Reconnecting shortly thereafter, we returned to being loving supportive mates. We’ve enjoyed years of yard sales, lunches, glasses of wine, backyard barbecues, and road trips. She is the sister I had always longed for, the friend to whom I could always count on to confess to without fear of judgment, and the pal I could laugh with until our bellies hurt.

Today, we’ll chat on the phone about the plot twists on “Downton Abbey.” She’ll tell me about the latest sagas at her senior apartment complex, and about the cancer. I’ll withhold any trivia going on in my household, with the exception of stuff that is humorous because I love to hear her laugh. Her laughter is all that matters now.

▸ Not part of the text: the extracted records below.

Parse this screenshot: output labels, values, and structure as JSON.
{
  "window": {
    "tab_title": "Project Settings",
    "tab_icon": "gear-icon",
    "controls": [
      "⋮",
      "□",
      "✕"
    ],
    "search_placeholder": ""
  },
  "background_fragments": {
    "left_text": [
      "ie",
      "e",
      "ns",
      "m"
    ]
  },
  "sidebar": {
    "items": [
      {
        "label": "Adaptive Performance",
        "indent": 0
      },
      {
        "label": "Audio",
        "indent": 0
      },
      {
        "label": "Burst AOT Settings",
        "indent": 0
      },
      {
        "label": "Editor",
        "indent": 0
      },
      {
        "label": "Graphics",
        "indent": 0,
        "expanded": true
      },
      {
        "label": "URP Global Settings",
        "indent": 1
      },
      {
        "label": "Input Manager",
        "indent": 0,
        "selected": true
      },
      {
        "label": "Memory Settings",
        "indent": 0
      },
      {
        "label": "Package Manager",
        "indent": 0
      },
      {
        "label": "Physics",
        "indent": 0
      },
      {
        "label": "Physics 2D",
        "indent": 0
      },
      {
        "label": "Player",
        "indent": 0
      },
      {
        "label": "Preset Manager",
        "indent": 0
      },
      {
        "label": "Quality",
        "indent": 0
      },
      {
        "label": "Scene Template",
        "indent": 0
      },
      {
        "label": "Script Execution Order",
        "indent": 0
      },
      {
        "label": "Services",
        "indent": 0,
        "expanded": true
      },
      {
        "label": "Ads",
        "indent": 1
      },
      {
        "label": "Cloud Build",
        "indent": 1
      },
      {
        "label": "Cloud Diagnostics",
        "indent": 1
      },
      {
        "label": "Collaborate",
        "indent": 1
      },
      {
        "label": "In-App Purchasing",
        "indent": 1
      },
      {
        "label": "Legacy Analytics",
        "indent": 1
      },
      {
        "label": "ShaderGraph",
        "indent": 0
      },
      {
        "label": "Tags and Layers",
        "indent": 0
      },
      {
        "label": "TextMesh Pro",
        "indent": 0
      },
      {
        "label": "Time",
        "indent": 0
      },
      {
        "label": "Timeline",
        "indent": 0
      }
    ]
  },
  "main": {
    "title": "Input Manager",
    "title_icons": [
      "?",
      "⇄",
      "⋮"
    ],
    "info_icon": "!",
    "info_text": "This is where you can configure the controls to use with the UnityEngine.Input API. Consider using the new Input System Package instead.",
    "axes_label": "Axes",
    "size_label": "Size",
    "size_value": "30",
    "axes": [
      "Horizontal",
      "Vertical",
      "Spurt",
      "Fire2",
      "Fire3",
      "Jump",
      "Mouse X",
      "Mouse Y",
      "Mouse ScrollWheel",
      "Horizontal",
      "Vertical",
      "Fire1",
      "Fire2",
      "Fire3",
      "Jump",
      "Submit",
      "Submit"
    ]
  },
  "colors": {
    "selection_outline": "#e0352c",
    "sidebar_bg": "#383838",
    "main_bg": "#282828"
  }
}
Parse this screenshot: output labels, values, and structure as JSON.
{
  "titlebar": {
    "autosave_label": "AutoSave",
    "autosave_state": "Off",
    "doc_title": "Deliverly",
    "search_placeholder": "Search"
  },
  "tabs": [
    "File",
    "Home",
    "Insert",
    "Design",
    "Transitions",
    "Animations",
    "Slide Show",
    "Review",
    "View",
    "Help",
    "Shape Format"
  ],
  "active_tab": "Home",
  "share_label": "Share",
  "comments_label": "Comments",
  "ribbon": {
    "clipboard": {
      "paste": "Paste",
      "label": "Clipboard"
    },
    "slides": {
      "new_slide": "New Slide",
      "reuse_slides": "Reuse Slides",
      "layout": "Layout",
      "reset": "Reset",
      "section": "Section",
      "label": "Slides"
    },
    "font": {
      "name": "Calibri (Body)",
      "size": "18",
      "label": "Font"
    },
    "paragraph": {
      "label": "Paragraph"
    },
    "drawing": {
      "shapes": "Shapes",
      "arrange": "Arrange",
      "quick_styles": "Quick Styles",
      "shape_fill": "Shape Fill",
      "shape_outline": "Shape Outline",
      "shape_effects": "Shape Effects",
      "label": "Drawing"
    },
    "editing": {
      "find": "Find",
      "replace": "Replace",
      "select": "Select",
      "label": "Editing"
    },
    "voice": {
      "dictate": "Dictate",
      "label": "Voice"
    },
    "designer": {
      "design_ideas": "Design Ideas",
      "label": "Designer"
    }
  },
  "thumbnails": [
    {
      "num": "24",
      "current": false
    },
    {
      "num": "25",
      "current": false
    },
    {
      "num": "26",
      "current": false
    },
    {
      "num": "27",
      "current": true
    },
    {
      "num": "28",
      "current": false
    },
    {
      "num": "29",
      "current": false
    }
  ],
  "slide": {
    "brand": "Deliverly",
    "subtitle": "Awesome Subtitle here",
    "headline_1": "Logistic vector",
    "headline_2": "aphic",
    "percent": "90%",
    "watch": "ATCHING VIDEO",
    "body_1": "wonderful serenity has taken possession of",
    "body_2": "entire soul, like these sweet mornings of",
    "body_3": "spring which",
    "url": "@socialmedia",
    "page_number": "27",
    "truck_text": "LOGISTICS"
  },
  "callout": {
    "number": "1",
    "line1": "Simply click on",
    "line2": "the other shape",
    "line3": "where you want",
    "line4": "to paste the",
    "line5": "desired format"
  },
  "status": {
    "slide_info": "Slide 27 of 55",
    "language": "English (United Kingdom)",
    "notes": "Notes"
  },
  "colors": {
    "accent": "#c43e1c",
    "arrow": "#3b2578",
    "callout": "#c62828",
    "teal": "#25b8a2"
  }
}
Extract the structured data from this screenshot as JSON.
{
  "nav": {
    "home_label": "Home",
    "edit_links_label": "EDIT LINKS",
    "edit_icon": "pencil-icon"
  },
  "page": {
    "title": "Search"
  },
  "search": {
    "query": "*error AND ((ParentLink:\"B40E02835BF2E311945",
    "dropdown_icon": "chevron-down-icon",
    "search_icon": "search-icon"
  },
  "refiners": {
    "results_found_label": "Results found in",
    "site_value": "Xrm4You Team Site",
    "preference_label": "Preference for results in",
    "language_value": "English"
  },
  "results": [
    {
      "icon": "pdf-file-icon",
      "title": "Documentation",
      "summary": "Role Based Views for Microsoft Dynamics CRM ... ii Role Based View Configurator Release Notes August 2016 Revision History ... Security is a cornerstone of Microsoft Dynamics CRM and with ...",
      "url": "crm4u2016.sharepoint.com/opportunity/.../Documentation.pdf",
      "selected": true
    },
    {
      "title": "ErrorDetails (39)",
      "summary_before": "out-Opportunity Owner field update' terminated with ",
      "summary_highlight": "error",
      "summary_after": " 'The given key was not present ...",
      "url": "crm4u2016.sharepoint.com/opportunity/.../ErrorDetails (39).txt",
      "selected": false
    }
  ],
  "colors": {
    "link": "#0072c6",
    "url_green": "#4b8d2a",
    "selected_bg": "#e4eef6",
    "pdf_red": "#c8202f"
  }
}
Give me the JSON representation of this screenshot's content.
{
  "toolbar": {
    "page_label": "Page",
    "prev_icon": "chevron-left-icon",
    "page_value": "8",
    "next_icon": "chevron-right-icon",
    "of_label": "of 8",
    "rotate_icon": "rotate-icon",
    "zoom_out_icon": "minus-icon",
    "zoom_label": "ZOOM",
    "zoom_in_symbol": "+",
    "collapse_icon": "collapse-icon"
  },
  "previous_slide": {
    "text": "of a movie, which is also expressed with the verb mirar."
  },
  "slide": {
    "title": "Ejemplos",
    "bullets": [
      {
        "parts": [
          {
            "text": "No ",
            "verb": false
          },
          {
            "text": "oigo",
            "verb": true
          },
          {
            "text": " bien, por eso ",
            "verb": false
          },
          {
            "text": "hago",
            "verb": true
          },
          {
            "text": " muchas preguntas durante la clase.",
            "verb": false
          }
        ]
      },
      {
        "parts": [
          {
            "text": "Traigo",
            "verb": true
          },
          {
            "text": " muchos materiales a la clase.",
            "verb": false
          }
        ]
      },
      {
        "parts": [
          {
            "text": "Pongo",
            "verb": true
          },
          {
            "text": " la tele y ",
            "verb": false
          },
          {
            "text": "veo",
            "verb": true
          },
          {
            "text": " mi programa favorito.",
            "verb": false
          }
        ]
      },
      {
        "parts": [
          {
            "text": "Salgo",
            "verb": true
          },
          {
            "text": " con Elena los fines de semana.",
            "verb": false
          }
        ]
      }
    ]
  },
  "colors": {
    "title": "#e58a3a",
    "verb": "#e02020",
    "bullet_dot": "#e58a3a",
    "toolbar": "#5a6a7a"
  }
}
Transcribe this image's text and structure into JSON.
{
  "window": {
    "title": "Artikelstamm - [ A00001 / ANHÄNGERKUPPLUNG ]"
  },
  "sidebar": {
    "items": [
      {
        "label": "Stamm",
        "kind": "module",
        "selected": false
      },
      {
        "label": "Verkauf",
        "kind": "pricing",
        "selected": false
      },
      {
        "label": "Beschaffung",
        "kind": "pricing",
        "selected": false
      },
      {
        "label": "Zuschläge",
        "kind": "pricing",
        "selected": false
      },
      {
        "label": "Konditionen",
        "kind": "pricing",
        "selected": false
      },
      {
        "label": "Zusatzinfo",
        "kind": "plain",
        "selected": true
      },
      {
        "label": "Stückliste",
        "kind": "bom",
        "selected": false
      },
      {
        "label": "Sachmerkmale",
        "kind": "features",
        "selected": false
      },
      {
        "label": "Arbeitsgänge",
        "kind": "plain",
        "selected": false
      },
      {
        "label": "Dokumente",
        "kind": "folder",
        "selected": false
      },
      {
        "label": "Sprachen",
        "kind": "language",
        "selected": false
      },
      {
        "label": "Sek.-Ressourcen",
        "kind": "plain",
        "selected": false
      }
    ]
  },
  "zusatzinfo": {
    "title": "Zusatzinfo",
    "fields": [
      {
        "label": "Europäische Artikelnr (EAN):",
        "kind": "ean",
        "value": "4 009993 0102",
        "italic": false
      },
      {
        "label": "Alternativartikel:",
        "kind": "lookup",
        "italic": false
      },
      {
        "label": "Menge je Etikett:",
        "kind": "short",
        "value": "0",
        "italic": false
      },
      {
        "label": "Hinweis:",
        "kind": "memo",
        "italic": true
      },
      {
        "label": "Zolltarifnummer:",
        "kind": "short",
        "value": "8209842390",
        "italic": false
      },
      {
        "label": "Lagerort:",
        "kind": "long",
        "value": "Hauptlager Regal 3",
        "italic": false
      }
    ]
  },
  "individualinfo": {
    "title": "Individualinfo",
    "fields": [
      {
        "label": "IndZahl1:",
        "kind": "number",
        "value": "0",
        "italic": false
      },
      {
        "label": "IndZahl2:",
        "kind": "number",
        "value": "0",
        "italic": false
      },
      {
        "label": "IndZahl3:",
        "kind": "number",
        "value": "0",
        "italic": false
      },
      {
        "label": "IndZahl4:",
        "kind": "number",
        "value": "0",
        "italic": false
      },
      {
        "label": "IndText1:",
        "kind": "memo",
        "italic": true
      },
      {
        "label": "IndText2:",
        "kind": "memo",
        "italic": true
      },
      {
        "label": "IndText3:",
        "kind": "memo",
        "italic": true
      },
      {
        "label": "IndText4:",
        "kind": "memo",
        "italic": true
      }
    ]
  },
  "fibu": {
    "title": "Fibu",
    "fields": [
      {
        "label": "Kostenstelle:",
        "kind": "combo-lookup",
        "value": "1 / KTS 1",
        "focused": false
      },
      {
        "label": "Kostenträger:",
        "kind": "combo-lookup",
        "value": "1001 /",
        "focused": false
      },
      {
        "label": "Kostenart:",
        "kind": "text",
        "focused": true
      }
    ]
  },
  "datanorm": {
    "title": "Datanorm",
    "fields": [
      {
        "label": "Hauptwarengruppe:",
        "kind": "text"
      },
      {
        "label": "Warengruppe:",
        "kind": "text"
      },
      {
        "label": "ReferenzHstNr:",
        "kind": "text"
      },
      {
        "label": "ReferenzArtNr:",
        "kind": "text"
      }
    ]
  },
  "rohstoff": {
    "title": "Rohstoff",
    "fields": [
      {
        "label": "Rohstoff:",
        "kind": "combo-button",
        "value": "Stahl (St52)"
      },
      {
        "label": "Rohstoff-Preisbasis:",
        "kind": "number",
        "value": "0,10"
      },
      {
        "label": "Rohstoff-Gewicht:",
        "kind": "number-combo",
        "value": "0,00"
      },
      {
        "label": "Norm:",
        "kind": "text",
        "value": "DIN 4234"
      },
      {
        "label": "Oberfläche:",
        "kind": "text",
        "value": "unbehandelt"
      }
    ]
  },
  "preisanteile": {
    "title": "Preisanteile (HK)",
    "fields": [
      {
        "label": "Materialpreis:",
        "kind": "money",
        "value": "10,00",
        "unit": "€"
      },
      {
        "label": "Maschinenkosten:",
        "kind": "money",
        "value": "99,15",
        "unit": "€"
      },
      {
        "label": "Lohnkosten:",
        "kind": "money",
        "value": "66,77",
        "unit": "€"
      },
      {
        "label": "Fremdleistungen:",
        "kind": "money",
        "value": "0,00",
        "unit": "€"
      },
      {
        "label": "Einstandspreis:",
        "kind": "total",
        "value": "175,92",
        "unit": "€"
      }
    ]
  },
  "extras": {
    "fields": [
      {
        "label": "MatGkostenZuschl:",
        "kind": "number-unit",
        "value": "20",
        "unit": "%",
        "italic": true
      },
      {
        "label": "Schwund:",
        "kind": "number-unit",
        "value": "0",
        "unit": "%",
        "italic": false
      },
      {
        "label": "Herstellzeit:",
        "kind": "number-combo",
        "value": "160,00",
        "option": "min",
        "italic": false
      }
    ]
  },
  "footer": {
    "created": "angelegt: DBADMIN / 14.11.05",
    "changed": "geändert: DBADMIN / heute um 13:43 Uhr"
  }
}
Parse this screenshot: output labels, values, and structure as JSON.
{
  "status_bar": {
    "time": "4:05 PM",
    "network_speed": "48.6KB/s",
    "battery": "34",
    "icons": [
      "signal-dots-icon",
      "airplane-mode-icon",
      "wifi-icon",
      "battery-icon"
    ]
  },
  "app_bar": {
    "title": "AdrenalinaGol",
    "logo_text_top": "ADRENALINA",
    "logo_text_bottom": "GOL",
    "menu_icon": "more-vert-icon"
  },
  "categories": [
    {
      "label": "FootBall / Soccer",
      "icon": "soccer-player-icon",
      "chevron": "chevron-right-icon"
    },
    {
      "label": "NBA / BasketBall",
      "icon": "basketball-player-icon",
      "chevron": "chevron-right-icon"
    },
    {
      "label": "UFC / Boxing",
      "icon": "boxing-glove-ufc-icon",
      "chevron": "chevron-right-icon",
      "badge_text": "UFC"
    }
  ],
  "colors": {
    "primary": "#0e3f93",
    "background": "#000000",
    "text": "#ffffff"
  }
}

I’m going to buy her paper whites and crocus bulbs and put them in a thick pottery bowl lined with stones from the beach and take them to her. Their blossoms will remind her she is loved. We’ll go for a ride in my new car. We’ll have lunch, talk, touch, and maybe even giggle. We’ll be girls again if but for a moment, a moment where time is meaningless, a moment when I had a best friend forever.

By Marilou Newell

EP_Marilou

3 Responses to “My BFF”

Read below or add a comment...

  1. Elizabeth Boyd says:

    Marilou, what a stunning commentary on your friendship. You are so lucky to have each other and we are so lucky to have you writing little bits that always inspire . Thank you once again !

  2. Juli Mahoney says:

    This is very touching– thank you for sharing. :]

  3. Carolyn Moore says:

    Marilou, thank you for sharing this beautifully written piece. It goes to show how small the world is and how short life is and how precious friendship can be. My thoughts are with you both.